Paslanmaz çeliğin “keşif” olarak adlandırılabilecek geçmişi 1900-1915 zaman diliminde oluştu. Ancak, birçok keşiflerde olduğu gibi, aslında 1821 yılında başlayan çeşitli bireylerin birikmiş çabaları ile oluşmaya başladı. Aynı yıllarda, bir Fransız kaşif Berthier, krom alaşımlı bazı asitlere karşı dirençli gösteren demiri buldu. Diğer çalışmalarında düşük oranda krom kullanarak, kromun matris etkilerini demir üzerinde uygulamaya başladı. Uygulamada paslanmaz çelik olabilmesi için, krom içeriği en az% 10.5 olması gerekliydi. 1872 yılında, Bay Woods ve Clark, 30 ila 35 krom ve % 1.5 ila % 2 tungsten içeren bir asit ve hava koşullarına dayanıklı alaşım olarak tanımlanan keşifleri için İngiliz patent dairesine başvurdu. Daha sonra, 1875 yılında, Brustlein adında başka bir Fransız, araştırmalarında kromun yanı sıra karbon düzeylerinin önemini keşfetti. Paslanmaz çelikler % 0,15 karbon çok düşük bir seviyede olması gereğini savundu. Diğer çalışmalarında krom / demir kompozisyonunu araştırırken, düşük karbonlu düzeylerinin temininde çekilen zorluk uzun yıllar boyunca devam etti, taki ferro krom piyasada ticari olarak kullanılana kadar.

Keşif
1904 yılında Leon Guillet, bugün 410, 420, 442, 446 ve 440-C olarak bilinen kompozisyon alaşımları üzerinde yaptığı araştırmaları yayımladı. 1906 yılında, aynı zamanda bir demir-nikel-krom alaşımlı paslanmaz çelik 300 serisi için temel metalurjik yapıda olduğuna dair detaylı bir çalışma yayımlandı. 1909 yılında, Paul Giesen, İngiltere’de krom-nikel paslanmaz çelikler (ostenitik 300 serisi) ile ilgili uzun bir çalışma yayımladı. Ayrıca İngiltere ve Fransa, Portevin bugün 430 paslanmaz çelik olacağını düşündükleri bir alaşım çalışmalar yayınladılar.

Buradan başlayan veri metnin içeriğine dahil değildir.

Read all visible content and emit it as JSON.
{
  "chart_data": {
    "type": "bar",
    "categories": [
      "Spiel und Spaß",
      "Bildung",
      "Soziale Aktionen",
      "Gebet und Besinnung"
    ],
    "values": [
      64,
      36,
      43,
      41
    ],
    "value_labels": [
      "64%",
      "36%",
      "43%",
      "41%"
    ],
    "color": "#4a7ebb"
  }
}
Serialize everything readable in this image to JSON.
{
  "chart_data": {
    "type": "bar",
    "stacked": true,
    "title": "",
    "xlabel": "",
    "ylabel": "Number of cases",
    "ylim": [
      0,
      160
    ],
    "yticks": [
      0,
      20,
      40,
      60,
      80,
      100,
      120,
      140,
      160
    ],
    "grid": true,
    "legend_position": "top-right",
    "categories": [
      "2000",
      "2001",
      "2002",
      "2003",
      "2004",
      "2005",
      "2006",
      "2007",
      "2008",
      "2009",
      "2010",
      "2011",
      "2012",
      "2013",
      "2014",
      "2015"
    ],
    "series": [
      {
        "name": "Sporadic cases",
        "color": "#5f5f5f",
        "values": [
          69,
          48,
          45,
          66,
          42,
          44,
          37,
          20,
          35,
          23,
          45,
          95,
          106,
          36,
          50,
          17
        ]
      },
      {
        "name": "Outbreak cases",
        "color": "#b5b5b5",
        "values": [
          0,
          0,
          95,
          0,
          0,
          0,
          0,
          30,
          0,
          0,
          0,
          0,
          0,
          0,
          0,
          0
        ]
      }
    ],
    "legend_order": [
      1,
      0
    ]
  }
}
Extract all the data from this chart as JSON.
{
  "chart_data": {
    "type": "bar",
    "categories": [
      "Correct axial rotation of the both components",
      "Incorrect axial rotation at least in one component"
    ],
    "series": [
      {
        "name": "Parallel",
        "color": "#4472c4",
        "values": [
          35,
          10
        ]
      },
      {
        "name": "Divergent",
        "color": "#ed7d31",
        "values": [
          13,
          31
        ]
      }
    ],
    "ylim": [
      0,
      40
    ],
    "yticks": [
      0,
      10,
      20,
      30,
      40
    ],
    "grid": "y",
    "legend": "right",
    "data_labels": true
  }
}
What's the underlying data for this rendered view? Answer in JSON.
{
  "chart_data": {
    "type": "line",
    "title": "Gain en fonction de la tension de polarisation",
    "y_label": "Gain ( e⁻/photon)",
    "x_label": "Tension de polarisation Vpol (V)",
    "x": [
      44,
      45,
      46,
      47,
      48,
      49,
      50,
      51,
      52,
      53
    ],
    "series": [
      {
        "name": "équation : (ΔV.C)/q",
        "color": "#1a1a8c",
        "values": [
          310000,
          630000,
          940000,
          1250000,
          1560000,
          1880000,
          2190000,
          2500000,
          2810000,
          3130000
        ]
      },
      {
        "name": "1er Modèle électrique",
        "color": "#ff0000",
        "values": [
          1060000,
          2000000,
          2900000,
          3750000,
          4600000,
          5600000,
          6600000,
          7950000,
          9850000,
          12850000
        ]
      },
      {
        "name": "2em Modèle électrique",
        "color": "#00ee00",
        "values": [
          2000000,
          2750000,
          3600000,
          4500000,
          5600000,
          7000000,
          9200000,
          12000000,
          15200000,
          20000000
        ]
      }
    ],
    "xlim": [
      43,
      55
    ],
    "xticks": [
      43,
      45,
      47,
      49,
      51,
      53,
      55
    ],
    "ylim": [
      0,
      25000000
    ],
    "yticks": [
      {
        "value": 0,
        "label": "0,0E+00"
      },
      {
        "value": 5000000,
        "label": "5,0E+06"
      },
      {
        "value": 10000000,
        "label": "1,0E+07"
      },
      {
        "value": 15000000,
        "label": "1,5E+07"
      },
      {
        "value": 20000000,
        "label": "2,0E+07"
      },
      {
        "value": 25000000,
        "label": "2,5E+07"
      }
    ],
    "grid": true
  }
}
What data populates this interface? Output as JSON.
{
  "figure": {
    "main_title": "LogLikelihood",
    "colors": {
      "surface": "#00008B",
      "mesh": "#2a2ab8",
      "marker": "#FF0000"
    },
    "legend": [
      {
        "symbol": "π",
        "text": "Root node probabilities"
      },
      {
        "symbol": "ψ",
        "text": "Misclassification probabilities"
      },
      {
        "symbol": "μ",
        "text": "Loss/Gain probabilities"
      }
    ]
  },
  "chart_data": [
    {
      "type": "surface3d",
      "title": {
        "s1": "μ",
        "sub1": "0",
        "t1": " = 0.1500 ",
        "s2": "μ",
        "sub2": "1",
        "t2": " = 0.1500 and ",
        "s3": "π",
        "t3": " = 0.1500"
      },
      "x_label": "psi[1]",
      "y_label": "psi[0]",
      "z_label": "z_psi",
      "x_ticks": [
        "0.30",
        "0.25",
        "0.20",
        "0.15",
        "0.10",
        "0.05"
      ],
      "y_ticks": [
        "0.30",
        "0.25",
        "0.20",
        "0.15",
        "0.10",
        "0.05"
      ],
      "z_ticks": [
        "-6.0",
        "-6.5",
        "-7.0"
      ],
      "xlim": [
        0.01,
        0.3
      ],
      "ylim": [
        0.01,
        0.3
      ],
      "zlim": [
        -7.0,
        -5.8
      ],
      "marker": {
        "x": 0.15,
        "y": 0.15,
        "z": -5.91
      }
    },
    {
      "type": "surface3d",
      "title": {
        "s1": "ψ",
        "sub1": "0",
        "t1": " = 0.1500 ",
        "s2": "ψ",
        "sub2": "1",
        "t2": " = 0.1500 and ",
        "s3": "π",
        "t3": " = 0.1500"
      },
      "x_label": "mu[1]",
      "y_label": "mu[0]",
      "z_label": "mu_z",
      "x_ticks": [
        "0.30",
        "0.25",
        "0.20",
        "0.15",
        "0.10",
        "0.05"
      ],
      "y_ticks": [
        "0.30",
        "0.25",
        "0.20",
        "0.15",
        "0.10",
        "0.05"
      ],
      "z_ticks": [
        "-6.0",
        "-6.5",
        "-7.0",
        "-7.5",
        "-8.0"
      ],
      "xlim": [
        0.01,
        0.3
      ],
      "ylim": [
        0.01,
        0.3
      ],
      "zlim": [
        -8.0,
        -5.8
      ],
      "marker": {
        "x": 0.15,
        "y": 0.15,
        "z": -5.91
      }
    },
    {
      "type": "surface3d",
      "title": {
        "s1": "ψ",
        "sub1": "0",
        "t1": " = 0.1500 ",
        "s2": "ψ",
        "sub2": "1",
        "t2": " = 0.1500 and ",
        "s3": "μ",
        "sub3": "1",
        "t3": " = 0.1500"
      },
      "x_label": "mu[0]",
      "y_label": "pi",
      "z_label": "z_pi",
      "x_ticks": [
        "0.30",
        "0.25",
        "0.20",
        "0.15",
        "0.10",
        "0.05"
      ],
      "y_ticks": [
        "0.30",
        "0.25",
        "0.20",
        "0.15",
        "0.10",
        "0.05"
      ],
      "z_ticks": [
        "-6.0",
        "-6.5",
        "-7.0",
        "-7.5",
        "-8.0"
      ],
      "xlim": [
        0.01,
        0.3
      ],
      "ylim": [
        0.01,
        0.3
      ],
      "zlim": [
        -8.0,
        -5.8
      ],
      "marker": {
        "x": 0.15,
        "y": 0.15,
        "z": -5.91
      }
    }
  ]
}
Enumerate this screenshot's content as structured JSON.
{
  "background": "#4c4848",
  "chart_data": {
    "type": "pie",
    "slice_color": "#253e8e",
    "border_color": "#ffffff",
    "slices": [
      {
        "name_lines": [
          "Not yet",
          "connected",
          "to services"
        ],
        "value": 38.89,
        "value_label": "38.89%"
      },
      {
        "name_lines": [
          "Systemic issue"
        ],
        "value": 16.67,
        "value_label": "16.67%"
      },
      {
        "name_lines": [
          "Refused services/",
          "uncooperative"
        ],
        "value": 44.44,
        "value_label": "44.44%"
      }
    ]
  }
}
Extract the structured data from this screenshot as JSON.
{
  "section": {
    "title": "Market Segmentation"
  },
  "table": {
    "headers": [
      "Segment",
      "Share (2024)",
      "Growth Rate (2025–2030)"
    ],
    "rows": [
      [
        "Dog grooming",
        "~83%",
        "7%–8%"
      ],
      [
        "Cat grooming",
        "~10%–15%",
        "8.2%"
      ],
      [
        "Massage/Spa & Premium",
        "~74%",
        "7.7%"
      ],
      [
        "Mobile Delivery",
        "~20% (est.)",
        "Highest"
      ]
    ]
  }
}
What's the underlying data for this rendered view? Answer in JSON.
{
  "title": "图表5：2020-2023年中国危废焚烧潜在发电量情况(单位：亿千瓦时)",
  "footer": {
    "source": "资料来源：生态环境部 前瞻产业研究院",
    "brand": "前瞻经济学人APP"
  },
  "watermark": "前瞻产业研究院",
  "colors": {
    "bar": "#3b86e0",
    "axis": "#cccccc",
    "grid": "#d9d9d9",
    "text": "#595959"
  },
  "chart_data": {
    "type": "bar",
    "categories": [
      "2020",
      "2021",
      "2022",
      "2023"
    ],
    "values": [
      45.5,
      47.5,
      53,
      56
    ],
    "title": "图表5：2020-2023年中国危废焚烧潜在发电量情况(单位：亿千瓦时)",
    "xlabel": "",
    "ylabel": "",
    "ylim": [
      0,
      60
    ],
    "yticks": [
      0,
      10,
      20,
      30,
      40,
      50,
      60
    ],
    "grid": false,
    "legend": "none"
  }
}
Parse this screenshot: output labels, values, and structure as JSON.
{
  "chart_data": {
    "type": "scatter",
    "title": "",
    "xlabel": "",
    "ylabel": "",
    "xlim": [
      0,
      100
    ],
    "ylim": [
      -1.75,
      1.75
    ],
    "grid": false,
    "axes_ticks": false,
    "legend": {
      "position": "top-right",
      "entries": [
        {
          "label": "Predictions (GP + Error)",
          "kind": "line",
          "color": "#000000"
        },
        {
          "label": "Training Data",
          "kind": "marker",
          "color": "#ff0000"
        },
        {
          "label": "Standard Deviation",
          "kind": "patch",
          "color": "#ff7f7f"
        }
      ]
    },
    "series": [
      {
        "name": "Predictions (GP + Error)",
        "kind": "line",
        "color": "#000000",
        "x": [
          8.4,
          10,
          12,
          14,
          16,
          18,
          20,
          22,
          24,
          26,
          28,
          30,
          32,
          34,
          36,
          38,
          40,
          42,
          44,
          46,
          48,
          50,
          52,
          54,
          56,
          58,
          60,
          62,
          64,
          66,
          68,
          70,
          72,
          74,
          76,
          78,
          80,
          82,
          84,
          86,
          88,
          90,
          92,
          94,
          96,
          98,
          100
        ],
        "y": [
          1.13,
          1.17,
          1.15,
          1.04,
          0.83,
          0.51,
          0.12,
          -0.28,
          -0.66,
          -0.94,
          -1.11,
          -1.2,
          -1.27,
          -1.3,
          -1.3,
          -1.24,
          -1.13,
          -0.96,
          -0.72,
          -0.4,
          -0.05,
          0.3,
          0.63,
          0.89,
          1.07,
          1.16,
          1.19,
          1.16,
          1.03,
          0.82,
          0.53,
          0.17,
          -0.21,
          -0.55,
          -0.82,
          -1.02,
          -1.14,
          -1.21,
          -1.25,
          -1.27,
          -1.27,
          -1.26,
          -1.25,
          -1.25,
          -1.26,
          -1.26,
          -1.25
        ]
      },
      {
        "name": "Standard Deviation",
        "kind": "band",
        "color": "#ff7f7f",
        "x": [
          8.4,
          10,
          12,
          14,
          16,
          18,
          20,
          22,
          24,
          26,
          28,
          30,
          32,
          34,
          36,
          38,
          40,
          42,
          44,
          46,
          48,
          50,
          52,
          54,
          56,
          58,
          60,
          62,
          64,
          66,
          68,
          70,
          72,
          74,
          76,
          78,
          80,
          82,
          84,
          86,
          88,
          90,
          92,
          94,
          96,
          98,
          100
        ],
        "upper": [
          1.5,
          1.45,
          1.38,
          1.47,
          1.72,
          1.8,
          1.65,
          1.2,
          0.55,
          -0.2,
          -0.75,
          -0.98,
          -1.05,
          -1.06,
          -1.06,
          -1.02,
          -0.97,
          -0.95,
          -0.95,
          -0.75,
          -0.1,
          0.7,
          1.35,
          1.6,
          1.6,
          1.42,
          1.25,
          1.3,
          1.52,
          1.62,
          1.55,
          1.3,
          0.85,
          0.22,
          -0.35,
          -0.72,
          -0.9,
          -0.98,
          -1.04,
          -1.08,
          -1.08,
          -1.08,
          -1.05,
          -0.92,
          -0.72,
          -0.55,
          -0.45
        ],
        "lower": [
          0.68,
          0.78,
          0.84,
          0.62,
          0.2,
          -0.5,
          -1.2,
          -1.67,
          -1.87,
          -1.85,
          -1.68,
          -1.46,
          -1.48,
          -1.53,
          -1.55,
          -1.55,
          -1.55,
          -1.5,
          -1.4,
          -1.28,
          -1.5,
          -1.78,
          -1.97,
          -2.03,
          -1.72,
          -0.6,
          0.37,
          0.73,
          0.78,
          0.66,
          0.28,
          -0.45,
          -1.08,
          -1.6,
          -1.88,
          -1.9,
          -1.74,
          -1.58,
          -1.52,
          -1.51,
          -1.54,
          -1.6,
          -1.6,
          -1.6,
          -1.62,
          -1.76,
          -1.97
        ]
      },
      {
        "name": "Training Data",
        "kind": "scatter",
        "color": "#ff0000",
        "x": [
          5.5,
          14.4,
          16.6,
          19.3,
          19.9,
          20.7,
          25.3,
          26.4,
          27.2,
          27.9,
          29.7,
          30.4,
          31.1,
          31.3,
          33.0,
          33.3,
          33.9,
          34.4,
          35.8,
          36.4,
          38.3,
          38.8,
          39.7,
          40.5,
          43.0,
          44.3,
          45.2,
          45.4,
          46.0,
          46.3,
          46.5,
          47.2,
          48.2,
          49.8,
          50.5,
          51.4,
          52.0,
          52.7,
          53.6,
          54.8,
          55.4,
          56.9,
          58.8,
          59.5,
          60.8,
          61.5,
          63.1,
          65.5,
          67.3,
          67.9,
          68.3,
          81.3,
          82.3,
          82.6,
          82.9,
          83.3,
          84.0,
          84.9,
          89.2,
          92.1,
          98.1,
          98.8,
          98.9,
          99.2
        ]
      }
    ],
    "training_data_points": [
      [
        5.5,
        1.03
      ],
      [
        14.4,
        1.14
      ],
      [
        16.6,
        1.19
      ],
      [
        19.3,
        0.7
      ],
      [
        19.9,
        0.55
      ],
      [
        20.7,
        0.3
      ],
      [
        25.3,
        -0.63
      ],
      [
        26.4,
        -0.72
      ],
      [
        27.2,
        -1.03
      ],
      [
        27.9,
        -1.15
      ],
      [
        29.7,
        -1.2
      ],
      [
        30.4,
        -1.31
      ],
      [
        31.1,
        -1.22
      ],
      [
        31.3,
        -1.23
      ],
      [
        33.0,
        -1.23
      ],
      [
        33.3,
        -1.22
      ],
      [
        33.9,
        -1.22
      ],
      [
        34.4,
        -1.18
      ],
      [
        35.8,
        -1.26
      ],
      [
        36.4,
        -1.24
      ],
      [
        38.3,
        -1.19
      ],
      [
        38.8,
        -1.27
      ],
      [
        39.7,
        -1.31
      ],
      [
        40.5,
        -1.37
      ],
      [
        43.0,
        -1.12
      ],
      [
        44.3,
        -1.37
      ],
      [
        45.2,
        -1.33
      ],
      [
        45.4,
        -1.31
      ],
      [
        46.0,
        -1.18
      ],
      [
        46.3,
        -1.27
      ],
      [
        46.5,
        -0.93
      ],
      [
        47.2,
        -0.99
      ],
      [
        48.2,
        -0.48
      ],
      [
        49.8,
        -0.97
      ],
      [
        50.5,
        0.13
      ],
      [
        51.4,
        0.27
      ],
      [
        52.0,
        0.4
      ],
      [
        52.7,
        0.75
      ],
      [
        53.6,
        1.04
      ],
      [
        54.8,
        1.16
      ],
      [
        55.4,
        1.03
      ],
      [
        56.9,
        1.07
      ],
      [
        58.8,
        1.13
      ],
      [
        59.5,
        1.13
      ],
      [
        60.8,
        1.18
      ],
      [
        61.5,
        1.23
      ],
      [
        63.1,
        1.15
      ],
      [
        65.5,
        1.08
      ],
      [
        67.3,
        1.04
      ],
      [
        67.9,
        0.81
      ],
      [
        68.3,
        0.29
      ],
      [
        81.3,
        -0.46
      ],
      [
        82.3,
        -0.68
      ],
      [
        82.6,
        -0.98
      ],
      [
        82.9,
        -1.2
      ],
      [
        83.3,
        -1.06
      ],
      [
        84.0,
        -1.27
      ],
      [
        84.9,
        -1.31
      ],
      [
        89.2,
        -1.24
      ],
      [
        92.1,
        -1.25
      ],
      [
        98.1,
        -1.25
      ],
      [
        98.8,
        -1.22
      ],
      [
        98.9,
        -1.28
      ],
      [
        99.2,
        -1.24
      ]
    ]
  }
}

Almanya’da, 1908 yılında, Monnartz & Borchers korozyon direncinde, krom minimum düzeyde (% 10.5) gibi düşük karbon içeriğinin önemini ve molibden klorürler korozyon direnci artan rolü arasındaki ilişkiyi keşfetti.

Sınai Kalkınma
Paslanmaz çelikten önce, paslanmayı önlemek için malzeme boyanıyor veya galvaniz kaplanıyordu. Bu çözümler de özellikle sağlık ve gıda sektöründe başka sorunlar yaratıyordu. John Brown & Co ve Thomas Firth & Sons tarafından ortaklaşa yürüttükleri araştırma laboratuvarı şefi Harry Brearley, ilk paslanmaz çeliği 1913 yılında tesadüfen keşfetti. Tüfek namluları için çeşitli metalleri birleştirerek deneyler yaparken bazılarının paslanmaya karşı dirençli olduklarını gördü. Her büyük buluşta olduğu gibi, o da bunu sanayicilere kabul ettirebilmek için uzun bir uğraş verdi. Buluşu, genellikle paslanmaz çelik endüstriyel dönemin başlatıcı olarak akredite edildi. Çoğu eserinde 430 (kimyasal analiz 1919 yılında patentini aldı) oldu. Ilk ürün tablosu çatal ve bugün hala kullanılmaktadır.